# Tech Talent Dashboard Data Upload

This notebook can be run after the data preprocessing notebook has completed successfully.  It will load the preprocessed files found in the `db` folder to the correct location on Google Sheets.  

Tableau Public can refresh automatically from Google Sheets data sources by default.  As the final loading step, we'll connect to the Google Sheets API, find and open the correct file, delete its contents, then insert our new data into the empty file.

*Note: Tableau Public data connections to Google Sheets uses the file's unique id rather than the filename.  Uploading a new copy of the file will also generate a new id for that file, which in turn will break the connection between the dashboard and the data.*

### This step is not reversible.  It is advised to download and retain a backup of the existing files in the `mcdc-tech-talent` folder on Google Drive as a zip file before proceeding with the steps in this notebook.

# Google API

We'll use the previously created Google Drive functions to find the correct files to overwrite, and also import a package called `gspread` to perform the Google Sheets operations (this package just makes our lives easier).

These initial steps will create a connection object to the [Google Drive API](https://developers.google.com/drive/api/v3/about-sdk) called `service`.  A valid authentication key from Google must be saved as key.json in the project's root directory.  This project uses [service accounts](https://cloud.google.com/iam/docs/understanding-service-accounts) for authentication to both the Google [Drive](https://developers.google.com/drive/api/v3/about-sdk) and [Sheets](https://developers.google.com/sheets/api/reference/rest) APIs.

In [1]:
import os
from pathlib import Path

import gspread
import pandas as pd
from google.oauth2 import service_account
from googleapiclient.discovery import build


In [2]:
CLIENT_SECRET_FILE = 'key.json'
SCOPES = ['https://www.googleapis.com/auth/drive', 
          'https://www.googleapis.com/auth/spreadsheets']

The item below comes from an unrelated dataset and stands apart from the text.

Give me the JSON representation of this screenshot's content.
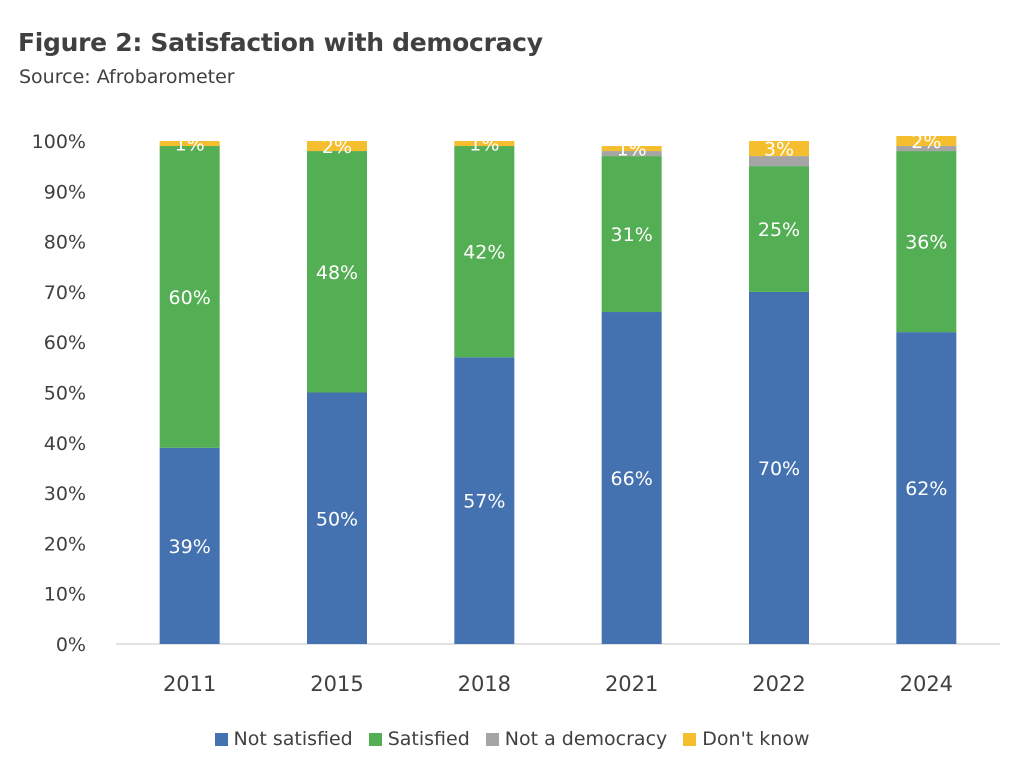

creds = service_account.Credentials.from_service_account_file(CLIENT_SECRET_FILE, scopes=SCOPES)

DATA_DIR = 'data'
DB_DIR = 'db'

DB_PATH = Path() / 'db'
DATA_PATH = Path() / 'data'

service = build('drive', 'v3', credentials=creds)

In [3]:
def create_service(api_key, api_name, api_version, scope):

    creds = service_account.Credentials.from_service_account_file(api_key, scopes=scope)

    try:
        service = build(api_name, api_version, credentials=creds)
        print(api_name, 'service created successfully')
        return service
    except Exception as e:
        print('Unable to connect.')
        print(e)
        return None


In [4]:
def get_file_id(service, file_name, mime_type=None, parent_id=None):
    """Return the ID of a Google Drive file

    :param service: A Google Drive API service object
    :param file_name: A string, the name of the file
    :param mime_type: A string, optional MIME type of file to search for
    :param parent_id: A string, optional id of a parent folder to search in

    :return file_id: A string, file ID of the first found result
    """

    file_id = None

    query = """name='{}'
               and trashed=False
               """.format(file_name)

    if parent_id:
        query += "and parents in '{}'".format(parent_id)

    if mime_type:
        query += "and mimeType in '{}'".format(mime_type)

    try:
        results = service.files().list(
            q=query,
            fields='files(name, id)').execute()

        if len(results['files']) > 1:
            print('Multiple files found, retrieving first from list')

        file_id = results['files'][0]['id']

    except Exception as e:
        print('An error occurred: {}'.format(e))

    return file_id


# Load Google Sheets with final data 

In [5]:
def upload_db_data(secret, db_path):
    """ Loads processed data files to remote Google Sheets """

    scope = ['https://www.googleapis.com/auth/drive']
    drive_service = create_service(secret, 'drive', 'v3', scope)
    sheet_service = gspread.service_account('key.json')

    db_folder_id = get_file_id(drive_service,
                               file_name=DB_DIR,
                               mime_type='application/vnd.google-apps.folder')

    files = [f.name for f in os.scandir(DB_PATH) if f.name.endswith('.xlsx')]

    for file in files:
        print("Loading {} to Google Sheets".format(file))
        try:
            df = pd.read_excel(db_path / file)

            file_id = get_file_id(drive_service,
                                  file[:-5],
                                  parent_id=db_folder_id)

            sh = sheet_service.open_by_key(file_id)
            sh.values_clear("'Sheet1'!A:AAA")
            sh.sheet1.update([df.columns.values.tolist()] + df.fillna('').values.tolist())
        except Exception as e:
            print('Upload failed.')
            print(e)
            return None

*Occasionally, you may receive an error 400 or similar during this step.  If so, just rerun the function in the last cell.*

In [6]:
upload_db_data(CLIENT_SECRET_FILE, DB_PATH)

drive service created successfully
Loading bls_msa.detailed.xlsx to Google Sheets
Loading bls_msa.major.xlsx to Google Sheets
Loading bls_msa.total.xlsx to Google Sheets
Loading bls_national.detailed.xlsx to Google Sheets
Loading bls_national.major.xlsx to Google Sheets
Loading bls_national.total.xlsx to Google Sheets
Loading ipeds.awards.xlsx to Google Sheets
Loading ipeds.tech_soc_awards.xlsx to Google Sheets